What Not to say To Your Grieving Friend?
- It’s all part of God’s master plan.
- Instead of crying over your loved one’s death, look at what you have to be thankful for.
- He is in a much better place now.
- This is behind you now and it’s time for your to get on with your life.
Offer Help or Service
It is often difficult for a person grieving to ask for help. He or she may feel guilty about receiving so much attention and fear being a burden to others. Or they may feel too depressed to reach out for help.
Instead of saying the usual “let me know if you need anything”, try suggesting “I’ll be making some chicken stew for dinner, when can I come by to bring you some?”
If you’re able to consistently offer your grieving friend assistance, she’ll know that you’re genuinely concerned and will look forward for your care and help.
Here are some other ways you can help your grieving friend through an “act of service”:
- Help her with her groceries run
- Drop off a casserole or any other type of food.
- Assist with funeral arrangements especially when she is currently the only one handling it.
- Help her with the housework, eg. cleaning or laundry.
- Drive your grieving friend around to wherever she needs to go.
- Look after your grieving friend’s pet.
- Attend grief support group meeting with her.
- Accompany her for long walks to take her mind of things.
- Take her out to lunch or a movie.
Continue to Provide Ongoing Support
According to grief therapists, a grieving person may take more than 24 months to heal even after the funeral of their loved one is over. The length of the grieving process varies from person to person, but it is often much longer than what most people expect. You bereaved friend will need your continued support.
- Do stay in touch with your grieving friend and check in on her on a periodic basis. Once the funeral is over, the initial shock of the loss will be worn off and your support will become more important than ever.
- Never assume that your bereaved friend has recovered. She may look fine on the outside, but on the inside, she could be suffering. Avoid saying “you are so strong” or “you look well”, as this will add pressure on your friend to keep up with appearance to hide her true feelings.
The pain from losing a loved one will never go away. A person may learn to accept the loss and the pain lessens in intensity over time, but the sadness will never complete go away.

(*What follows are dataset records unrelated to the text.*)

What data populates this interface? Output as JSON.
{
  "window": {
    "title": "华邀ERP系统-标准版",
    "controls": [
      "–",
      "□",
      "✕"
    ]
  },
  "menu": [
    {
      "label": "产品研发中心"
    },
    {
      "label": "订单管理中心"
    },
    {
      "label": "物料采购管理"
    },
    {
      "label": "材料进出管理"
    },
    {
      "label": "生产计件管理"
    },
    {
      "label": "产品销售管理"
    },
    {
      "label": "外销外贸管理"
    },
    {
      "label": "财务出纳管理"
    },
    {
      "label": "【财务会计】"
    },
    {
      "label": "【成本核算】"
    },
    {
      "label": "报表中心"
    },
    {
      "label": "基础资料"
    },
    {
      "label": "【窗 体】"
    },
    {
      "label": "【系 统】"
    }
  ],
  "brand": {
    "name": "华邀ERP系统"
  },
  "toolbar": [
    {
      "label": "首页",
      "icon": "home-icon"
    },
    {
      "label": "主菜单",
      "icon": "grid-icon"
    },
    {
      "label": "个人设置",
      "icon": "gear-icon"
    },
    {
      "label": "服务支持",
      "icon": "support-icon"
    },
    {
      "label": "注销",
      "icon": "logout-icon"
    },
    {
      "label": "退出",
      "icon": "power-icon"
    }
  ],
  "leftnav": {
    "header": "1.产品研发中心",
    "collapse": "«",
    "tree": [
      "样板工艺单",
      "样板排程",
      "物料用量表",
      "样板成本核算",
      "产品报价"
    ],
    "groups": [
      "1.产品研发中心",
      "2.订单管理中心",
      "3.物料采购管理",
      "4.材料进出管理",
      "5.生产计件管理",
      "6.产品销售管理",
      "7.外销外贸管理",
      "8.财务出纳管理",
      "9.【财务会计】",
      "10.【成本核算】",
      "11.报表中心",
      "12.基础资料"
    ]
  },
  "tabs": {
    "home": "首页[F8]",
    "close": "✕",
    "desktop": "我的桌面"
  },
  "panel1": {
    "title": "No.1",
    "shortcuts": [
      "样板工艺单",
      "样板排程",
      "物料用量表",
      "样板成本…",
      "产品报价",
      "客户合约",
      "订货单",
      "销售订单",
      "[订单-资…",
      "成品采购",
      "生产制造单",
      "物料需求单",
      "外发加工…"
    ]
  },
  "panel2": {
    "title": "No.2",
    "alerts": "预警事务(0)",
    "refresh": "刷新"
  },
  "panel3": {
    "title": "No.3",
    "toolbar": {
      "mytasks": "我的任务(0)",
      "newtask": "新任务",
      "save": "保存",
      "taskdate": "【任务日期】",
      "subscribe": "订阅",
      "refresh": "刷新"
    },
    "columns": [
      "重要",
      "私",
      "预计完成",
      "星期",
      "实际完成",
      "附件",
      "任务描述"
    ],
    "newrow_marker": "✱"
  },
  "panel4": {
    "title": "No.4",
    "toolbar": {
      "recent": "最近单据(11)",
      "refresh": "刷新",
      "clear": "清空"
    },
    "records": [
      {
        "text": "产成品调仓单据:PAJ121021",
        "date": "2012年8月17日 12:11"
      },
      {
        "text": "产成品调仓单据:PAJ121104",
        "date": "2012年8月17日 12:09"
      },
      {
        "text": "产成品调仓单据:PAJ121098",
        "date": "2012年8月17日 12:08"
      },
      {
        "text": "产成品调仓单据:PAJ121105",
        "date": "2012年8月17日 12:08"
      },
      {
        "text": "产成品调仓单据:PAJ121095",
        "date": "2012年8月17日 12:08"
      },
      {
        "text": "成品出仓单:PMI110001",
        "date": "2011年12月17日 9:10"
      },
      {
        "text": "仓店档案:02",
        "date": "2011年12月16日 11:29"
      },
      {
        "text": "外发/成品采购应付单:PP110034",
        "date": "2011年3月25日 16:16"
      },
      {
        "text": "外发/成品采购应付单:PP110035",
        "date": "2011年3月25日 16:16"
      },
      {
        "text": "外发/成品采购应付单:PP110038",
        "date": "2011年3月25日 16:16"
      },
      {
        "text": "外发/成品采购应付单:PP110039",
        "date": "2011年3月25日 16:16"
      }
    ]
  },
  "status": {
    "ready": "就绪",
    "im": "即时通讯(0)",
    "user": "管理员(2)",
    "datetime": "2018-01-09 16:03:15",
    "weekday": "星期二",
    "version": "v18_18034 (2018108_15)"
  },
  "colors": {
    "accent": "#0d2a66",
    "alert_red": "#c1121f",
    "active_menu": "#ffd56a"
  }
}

During certain times of the year, it may be particularly hard for your grieving friend – especially during holiday seasons, birthdays, anniversaries. Be sensitive to these occasions and let your grieving friend know that you’re always here for whatever they need.
Watching Out for Warning Signs of Depression
It is very common for a grieving person to feel depressed, confused and disconnected from others. If your grieving friend’s symptoms don’t fade over time, they may start to get worse. It is important to watch out for these early signs to prevent more serious problems such as clinical depression.
Encourage your grieving friend to seek professional help from a grief therapist if you observe these early warning signs.
- Your grieving friend finds it difficulty functioning or carrying on with life.
- Extremely focused on the death to end her pain and sorrows.
- Excessive bitterness, anger, or guilt towards anyone or even herself.
- She starts to neglect personal hygiene on a whole new level.
- She starts alcohol or drug abuse.
- She starts hallucinating about life and how she wants to end it.
- Withdrawal from society or the company of others.
- She is constantly feelings hopeless.